Joining the spirited debate over whether there should be a cap on the number of directorships, Mr Gerald told BT that Singapore needs a guideline restricting individual directorships to safeguard shareholders' interests.
'The responsibilities of a director have changed much over the years,' he said. 'Now, you have to sit on various committees - such as the audit committee, remuneration committee and nominating committee - and go through numerous reports. The responsibilities are heavy and you need to be extremely focused and dedicated to do the job well.
'While I understand that an individual himself can decide what he is capable of, and that a board decides who it wants to appoint, I still believe it's better to have a guideline suggesting the number of boards a person can sit on.

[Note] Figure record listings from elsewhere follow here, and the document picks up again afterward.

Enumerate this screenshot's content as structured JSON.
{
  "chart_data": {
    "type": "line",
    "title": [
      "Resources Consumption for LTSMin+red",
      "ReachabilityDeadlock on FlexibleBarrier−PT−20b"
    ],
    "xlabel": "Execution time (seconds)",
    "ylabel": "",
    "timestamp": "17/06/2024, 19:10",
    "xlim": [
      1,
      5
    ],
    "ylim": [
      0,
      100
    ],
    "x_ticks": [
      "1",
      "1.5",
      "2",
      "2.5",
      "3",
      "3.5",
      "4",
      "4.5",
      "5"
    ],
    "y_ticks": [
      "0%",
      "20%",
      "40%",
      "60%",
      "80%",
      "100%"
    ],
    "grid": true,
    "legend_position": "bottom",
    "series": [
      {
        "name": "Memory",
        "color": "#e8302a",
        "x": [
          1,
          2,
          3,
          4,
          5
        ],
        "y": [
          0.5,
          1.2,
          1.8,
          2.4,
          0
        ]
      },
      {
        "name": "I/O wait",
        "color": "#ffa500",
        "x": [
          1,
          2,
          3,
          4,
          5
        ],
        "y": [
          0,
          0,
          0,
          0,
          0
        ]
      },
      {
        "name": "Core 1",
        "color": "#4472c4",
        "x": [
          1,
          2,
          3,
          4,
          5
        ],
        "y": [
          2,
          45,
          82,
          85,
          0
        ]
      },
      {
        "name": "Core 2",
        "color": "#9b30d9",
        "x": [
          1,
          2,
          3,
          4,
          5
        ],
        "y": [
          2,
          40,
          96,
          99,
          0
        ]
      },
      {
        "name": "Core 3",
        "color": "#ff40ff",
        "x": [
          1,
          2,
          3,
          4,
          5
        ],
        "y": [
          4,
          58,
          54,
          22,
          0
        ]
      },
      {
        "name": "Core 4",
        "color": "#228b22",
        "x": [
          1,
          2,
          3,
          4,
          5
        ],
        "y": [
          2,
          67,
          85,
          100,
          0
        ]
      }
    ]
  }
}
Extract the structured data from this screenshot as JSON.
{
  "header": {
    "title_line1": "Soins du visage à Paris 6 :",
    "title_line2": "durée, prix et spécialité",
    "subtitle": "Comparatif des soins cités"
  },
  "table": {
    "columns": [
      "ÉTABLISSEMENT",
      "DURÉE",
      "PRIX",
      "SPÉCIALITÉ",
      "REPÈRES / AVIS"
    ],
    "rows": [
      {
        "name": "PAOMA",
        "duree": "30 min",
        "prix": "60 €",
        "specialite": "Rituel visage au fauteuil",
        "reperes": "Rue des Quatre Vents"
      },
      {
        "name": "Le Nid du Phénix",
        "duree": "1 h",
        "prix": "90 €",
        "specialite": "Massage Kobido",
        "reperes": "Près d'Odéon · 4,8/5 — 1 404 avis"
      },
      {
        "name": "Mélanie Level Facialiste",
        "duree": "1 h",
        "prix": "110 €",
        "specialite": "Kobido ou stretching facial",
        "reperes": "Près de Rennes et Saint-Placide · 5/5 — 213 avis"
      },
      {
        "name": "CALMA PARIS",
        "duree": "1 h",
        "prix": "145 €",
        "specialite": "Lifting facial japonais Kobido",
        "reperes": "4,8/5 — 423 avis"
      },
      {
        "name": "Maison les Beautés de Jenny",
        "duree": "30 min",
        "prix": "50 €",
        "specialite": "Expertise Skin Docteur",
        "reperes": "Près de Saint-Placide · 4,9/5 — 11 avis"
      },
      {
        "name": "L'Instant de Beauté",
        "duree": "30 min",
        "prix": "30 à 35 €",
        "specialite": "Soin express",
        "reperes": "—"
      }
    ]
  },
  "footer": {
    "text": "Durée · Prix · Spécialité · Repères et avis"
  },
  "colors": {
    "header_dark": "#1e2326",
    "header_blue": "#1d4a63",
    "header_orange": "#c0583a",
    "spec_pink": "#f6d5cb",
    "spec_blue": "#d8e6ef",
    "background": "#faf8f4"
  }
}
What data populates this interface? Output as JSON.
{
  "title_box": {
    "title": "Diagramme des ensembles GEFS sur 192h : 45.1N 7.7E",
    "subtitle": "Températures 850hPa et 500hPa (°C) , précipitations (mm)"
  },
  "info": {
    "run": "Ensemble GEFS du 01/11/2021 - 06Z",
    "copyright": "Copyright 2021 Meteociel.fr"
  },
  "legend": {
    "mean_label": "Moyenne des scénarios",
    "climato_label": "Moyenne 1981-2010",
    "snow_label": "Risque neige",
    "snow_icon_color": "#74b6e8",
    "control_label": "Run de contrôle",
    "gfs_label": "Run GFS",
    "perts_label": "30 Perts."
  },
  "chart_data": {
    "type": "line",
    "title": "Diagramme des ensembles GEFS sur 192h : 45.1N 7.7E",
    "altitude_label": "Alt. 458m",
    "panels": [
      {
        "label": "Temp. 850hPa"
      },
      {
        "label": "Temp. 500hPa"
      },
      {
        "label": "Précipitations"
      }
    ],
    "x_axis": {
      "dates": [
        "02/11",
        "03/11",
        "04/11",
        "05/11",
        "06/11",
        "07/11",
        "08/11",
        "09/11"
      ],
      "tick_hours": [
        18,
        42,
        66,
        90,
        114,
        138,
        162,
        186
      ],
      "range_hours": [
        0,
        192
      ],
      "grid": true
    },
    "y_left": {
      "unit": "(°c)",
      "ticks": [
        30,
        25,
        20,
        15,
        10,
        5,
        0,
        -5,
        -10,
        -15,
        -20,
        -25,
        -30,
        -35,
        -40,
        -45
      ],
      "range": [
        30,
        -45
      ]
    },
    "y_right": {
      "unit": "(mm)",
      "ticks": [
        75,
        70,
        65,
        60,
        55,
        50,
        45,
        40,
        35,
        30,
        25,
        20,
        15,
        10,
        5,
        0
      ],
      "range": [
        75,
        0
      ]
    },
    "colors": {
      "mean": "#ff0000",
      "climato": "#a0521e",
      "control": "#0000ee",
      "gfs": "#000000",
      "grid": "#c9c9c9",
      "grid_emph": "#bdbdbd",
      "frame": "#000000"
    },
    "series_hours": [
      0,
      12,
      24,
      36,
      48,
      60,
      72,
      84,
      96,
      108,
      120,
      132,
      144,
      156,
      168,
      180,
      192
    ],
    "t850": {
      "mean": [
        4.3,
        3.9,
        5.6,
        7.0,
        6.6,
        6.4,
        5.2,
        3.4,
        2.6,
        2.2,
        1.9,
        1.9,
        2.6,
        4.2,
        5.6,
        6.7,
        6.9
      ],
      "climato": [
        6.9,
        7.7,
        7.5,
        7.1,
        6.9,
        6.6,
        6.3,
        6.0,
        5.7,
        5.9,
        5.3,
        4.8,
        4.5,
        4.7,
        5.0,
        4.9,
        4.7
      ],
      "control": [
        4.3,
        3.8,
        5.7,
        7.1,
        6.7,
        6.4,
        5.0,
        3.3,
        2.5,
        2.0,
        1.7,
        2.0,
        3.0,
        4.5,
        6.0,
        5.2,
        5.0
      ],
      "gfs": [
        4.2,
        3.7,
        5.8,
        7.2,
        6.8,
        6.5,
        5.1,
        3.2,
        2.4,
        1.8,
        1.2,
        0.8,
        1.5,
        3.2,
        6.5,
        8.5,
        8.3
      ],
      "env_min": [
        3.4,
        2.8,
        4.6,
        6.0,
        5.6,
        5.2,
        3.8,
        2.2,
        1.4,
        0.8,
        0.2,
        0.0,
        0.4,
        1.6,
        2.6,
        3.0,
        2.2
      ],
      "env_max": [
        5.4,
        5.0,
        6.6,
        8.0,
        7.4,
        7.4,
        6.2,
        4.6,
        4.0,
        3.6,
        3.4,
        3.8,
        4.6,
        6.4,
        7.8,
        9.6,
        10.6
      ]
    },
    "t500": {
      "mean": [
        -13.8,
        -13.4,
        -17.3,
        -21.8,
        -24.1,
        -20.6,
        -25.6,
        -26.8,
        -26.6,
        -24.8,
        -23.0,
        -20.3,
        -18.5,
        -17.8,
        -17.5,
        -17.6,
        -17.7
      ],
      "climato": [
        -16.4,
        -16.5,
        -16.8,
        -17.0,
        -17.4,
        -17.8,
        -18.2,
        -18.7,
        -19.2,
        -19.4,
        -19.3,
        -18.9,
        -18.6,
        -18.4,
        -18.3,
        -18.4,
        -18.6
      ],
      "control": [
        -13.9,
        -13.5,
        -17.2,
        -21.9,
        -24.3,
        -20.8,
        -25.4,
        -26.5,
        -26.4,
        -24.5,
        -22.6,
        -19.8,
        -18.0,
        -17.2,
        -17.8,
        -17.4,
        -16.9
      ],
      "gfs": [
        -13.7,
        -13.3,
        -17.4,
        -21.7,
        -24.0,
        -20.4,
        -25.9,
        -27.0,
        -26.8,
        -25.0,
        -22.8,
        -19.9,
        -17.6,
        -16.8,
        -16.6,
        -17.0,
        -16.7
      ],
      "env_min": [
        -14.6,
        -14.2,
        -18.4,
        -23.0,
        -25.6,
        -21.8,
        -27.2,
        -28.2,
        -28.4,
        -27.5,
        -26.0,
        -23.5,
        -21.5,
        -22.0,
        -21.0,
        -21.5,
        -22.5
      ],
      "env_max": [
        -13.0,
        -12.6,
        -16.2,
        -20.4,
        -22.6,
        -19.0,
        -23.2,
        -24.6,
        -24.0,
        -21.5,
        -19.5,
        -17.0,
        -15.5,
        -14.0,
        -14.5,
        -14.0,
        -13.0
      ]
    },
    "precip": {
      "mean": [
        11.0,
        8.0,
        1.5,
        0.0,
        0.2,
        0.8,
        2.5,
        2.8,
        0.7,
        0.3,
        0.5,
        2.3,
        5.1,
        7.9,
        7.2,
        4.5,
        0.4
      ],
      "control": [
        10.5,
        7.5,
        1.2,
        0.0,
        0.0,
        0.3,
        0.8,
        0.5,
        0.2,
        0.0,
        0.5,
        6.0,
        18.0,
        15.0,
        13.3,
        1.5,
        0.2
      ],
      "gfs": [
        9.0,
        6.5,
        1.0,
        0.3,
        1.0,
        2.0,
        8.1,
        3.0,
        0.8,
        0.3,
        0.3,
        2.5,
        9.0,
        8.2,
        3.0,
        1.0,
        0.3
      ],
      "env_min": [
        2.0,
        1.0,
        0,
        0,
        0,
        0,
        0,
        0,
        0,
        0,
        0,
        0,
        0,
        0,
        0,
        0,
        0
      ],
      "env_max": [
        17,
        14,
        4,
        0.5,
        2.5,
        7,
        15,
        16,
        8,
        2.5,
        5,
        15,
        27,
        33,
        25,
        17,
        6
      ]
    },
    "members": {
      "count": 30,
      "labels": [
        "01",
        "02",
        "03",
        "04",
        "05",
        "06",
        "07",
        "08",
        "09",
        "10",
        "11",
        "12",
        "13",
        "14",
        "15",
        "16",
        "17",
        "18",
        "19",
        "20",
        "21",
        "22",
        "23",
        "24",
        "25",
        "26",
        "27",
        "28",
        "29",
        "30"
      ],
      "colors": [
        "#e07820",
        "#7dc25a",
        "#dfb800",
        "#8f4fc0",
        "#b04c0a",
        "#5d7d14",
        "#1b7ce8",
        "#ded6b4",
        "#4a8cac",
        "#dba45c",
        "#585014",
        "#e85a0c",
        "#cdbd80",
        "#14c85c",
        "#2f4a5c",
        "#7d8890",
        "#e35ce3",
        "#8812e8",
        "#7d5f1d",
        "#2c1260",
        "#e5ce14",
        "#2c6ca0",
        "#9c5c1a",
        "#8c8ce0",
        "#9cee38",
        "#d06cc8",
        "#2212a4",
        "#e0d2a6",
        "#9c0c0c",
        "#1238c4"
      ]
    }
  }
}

'I read a research report recently that says a person should hold no more than four directorships if they have a full-time job and no more than six directorships if they don't. I believe - given the work and dedication required - that this ought to be the limit.'
As the head of the investors watchdog group, Mr Gerald also believes minority shareholders have a key role to play: 'They have the right to question the director being appointed - they should question the person's background, the number of directorships they hold, their contribution to other boards, what they will bring to this board and their knowledge of the company and its business.
'In all my years championing shareholder activism, I've realised that investors here seldom ask these questions. And many feel there's little point asking because the majority vote will always prevail and the director will be appointed no matter what issues the minorities raise.
'Still, I believe the minorities need to keep asking - keep bringing up these issues and putting them on the table. This will raise consciousness and send a clear message to boards and majority shareholders that the minorities are aware of the issues and will question them.'
The SIAS chief said this is common practice in countries like Australia and New Zealand, where directors have to field questions from shareholders on such points.
He believes investors must also question boards - in particular, nominating committees - to find out why a certain director was appointed, if the board was aware of the number of directorships that person has and why it chose to appoint someone with multiple directorships: 'How it answers will determine how well it has thought the matter through and how comfortable it is with the appointment.'
Mr Gerald also believes all companies should disclose in their annual reports the number of directorships each of their directors holds: 'There should be greater transparency on this front, as it will help shareholders decide if a particular director can carry out his duties effectively.'
SIAS will in future take such matters into its consideration of companies, he said.
The debate on directorships was reignited recently when Singapore Exchange chairman JY Pillay said his personal view is that an individual should sit on the boards of not more than five large, diverse companies.
The debate has seen some come out strongly in favour of a qualitative guideline suggesting an upper limit to the number of directorships, but the Singapore Institute of Directors has held fast to its view that a limit is unnecessary as a director knows his or her own limitations.